Les coûts d'emprunt à 30 ans du gouvernement britannique ont grimpé à leur plus haut niveau depuis 1998, les investisseurs se préparant à d'éventuels troubles politiques avant les élections locales, poussant le rendement du gilt à 30 ans à 5,787 %.
« L'incertitude politique se traduit par des primes de terme plus élevées, des rendements plus élevés et, en fin de compte, un coût d'emprunt plus élevé pour le Royaume-Uni », a déclaré Luke Hickmore, directeur des investissements chez Aberdeen Investments, dans une note.
La vente massive de la dette publique britannique, connue sous le nom de gilts, s'est concentrée sur les obligations à plus long terme.
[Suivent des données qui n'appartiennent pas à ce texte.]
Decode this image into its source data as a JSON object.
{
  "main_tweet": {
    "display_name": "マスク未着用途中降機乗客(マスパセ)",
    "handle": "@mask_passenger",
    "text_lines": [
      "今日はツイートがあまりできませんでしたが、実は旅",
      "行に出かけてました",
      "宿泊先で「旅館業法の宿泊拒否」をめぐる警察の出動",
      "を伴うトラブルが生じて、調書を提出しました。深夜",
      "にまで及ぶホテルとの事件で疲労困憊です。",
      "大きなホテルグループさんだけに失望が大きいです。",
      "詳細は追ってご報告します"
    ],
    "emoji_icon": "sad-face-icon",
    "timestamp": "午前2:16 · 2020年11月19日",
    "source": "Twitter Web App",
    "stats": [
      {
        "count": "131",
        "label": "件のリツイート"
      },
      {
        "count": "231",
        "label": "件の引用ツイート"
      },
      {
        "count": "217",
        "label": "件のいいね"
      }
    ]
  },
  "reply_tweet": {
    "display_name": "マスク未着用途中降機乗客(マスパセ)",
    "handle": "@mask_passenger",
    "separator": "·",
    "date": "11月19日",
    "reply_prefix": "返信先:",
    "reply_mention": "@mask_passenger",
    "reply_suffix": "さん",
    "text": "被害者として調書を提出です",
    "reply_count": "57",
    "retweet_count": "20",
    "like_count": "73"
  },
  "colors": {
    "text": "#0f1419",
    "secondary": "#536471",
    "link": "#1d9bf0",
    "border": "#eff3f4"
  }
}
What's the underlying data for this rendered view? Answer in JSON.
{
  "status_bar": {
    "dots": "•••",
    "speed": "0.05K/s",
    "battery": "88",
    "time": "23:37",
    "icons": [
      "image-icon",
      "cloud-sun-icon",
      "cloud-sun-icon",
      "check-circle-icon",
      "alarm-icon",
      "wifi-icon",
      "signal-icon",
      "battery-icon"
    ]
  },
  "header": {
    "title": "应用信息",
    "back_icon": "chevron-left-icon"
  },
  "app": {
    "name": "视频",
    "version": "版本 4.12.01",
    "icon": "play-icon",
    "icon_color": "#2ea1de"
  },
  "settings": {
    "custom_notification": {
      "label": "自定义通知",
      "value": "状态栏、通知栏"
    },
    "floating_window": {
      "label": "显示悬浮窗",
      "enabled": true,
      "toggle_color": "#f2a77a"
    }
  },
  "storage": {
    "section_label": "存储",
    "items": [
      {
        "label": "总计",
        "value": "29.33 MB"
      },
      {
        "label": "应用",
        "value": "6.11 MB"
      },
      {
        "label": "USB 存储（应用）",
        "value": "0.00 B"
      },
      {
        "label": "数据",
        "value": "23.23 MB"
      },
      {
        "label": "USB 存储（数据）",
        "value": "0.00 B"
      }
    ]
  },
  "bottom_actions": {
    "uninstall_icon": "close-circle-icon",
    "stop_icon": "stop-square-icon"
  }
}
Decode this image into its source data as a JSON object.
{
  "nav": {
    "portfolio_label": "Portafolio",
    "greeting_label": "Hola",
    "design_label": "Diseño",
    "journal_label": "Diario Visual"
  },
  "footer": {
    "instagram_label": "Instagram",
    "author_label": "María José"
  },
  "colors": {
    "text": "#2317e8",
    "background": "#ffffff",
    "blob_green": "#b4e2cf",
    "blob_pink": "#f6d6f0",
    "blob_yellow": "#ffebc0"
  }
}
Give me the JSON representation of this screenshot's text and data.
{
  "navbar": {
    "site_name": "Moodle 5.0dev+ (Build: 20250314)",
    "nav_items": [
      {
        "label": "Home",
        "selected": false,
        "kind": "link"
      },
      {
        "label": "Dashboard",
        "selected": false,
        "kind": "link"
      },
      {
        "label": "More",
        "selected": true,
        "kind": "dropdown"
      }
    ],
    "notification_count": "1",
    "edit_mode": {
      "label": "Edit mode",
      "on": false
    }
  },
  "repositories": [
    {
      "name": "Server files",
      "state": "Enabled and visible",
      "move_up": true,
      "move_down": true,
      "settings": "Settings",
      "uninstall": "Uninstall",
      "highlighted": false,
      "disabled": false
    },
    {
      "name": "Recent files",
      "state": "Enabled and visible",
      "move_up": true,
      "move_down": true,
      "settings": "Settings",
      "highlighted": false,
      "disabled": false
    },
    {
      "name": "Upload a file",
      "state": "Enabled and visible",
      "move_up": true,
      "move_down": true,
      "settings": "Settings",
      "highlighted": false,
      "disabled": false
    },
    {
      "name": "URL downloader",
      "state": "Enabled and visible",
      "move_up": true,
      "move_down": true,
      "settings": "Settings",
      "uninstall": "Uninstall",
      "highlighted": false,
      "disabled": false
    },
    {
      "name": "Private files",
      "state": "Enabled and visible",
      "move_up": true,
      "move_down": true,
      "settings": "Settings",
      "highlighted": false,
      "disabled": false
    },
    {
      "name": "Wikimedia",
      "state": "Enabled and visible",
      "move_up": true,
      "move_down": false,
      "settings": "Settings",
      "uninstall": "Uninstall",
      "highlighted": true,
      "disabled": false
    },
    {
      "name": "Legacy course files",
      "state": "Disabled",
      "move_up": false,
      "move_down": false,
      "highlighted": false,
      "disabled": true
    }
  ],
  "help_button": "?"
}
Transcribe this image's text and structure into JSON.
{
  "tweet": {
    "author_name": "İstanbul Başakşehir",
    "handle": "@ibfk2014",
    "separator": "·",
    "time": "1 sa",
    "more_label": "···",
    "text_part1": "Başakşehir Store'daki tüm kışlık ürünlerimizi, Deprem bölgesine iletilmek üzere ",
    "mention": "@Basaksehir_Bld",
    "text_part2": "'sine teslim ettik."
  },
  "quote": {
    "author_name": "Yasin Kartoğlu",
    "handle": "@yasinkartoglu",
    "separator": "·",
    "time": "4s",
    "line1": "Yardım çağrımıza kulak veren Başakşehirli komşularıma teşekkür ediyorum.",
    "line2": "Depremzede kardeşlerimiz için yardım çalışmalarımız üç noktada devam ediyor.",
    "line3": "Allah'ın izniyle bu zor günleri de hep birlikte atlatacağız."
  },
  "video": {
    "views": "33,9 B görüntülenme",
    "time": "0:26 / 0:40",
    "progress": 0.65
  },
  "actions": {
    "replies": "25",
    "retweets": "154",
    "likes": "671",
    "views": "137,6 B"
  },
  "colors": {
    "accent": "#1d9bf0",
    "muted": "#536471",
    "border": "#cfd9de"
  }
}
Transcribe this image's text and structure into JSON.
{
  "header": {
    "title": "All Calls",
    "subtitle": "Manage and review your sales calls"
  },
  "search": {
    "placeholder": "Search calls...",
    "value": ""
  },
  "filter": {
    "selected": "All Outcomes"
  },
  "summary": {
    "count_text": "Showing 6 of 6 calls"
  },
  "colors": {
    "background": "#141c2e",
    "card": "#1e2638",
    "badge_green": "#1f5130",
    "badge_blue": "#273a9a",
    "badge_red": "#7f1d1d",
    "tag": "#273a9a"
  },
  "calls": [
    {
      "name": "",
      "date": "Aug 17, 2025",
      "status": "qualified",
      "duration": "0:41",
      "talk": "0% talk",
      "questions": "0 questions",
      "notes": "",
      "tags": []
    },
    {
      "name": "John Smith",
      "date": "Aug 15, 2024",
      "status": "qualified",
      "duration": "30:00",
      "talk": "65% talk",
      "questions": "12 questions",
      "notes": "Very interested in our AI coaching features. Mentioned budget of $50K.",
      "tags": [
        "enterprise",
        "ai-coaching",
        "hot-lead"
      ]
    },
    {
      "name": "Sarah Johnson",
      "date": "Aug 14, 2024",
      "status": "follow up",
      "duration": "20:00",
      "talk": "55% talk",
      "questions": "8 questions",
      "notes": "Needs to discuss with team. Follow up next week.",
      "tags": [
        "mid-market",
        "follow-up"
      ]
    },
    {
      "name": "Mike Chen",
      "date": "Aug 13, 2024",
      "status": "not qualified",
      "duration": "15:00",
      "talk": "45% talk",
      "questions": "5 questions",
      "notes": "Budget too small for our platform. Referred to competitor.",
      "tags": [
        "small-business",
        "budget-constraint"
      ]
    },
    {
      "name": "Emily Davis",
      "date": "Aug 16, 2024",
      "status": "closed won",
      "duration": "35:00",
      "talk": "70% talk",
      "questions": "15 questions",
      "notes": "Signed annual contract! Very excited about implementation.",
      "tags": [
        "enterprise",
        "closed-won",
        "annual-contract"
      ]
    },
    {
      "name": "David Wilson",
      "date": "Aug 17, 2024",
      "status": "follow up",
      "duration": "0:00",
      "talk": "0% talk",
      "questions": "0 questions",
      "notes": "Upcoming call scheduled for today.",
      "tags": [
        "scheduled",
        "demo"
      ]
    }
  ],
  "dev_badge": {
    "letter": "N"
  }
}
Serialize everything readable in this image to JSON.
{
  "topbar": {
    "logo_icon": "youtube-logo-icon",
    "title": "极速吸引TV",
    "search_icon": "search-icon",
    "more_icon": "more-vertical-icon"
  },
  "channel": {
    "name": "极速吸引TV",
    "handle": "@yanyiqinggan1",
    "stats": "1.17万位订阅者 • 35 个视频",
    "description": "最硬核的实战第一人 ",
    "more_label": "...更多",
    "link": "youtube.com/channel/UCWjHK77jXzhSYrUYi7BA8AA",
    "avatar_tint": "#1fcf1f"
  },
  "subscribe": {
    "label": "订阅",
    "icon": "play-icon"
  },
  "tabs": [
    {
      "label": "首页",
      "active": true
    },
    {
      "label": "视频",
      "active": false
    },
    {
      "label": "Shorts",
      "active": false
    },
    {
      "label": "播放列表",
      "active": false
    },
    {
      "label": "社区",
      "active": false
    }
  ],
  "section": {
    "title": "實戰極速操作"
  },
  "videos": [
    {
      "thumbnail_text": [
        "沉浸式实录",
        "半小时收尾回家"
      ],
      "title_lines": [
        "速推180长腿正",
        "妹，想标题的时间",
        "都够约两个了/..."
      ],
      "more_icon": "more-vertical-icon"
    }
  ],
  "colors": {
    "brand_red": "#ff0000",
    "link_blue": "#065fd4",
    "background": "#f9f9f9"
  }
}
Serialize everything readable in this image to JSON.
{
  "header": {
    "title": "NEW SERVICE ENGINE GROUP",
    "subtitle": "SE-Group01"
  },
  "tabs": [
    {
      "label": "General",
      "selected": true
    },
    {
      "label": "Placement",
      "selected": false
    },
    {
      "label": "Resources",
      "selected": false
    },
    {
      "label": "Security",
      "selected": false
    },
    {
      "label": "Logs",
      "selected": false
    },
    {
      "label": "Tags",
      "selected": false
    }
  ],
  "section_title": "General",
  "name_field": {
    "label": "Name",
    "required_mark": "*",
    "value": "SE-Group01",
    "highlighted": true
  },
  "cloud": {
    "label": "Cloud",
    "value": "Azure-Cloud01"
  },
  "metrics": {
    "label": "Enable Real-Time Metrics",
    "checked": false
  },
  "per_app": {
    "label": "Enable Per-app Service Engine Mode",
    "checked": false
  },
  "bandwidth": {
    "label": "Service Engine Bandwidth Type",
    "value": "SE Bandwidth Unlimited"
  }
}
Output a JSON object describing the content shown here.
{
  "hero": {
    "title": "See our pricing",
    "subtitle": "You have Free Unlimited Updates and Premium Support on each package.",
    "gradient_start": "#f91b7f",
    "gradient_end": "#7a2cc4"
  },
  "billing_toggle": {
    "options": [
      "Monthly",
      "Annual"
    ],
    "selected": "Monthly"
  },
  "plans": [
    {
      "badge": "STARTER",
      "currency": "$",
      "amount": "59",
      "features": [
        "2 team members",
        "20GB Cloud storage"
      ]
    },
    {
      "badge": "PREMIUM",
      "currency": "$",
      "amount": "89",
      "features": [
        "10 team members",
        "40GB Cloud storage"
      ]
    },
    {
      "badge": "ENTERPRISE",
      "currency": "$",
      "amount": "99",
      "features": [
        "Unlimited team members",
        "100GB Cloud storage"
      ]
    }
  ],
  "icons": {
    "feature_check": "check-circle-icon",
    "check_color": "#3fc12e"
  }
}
Le rendement à 30 ans a atteint son point le plus élevé en 28 ans, selon les données du LSEG. Parallèlement, le rendement du gilt à 10 ans a grimpé à un sommet de six semaines à 5,102 %, comme le rapporte Tradeweb. Cet élargissement de l'écart entre les coûts d'emprunt à court et à long terme indique l'inquiétude croissante des investisseurs quant à la stabilité budgétaire à long terme du Royaume-Uni.
Le déclencheur immédiat de la déroute du marché obligataire est le risque d'une contestation de la direction au sein du parti travailliste au pouvoir s'il obtient de mauvais résultats lors des élections locales de jeudi. Un changement potentiel de direction pourrait conduire à des règles budgétaires plus souples, incitant les investisseurs à exiger une prime plus élevée pour détenir de la dette britannique. Les marchés surveilleront de près tout écart par rapport à l'engagement du gouvernement actuel envers les règles de dépenses et l'indépendance institutionnelle.
Au-delà du drame politique immédiat, les inquiétudes persistantes concernant l'inflation jettent de l'huile sur le feu. Les prix élevés de l'énergie, exacerbés par le conflit en cours au Moyen-Orient, ont ravivé les craintes d'une inflation s'installant durablement. En réponse, les marchés monétaires intègrent désormais une probabilité plus élevée que la Banque d'Angleterre soit contrainte de relever ses taux d'intérêt dans les mois à venir, plutôt que de les baisser.
« Les coûts d'emprunt pourraient initialement grimper si la situation politique s'aggrave », ont déclaré les stratégistes d'ING dans une note de recherche. Ils ont toutefois ajouté que la trajectoire budgétaire au cours des deux prochaines années est « peu susceptible d'être radicalement différente, quel que soit le dirigeant en place », suggérant que les remplaçants potentiels du Premier ministre Keir Starmer n'ont pas montré un fort appétit pour un assouplissement budgétaire significatif.
Les investisseurs scruteront la rhétorique de campagne de tous les principaux partis pour obtenir des indices sur leurs priorités budgétaires post-électorales. « Les investisseurs écouteront attentivement la rhétorique et les messages de campagne des principaux partis pour obtenir des indices sur les priorités après le vote — en particulier autour du respect de l'indépendance institutionnelle, de l'engagement envers les règles budgétaires et du rôle de la surveillance indépendante », a déclaré Hickmore d'Aberdeen Investments.
La forte hausse des coûts d'emprunt représente un vent contraire important pour l'économie britannique. Elle augmente le coût du service de la dette publique et durcit les conditions financières pour les entreprises et les ménages, ce qui pourrait freiner l'investissement et la consommation.
Cet article est fourni à titre informatif uniquement et ne constitue pas un conseil en investissement.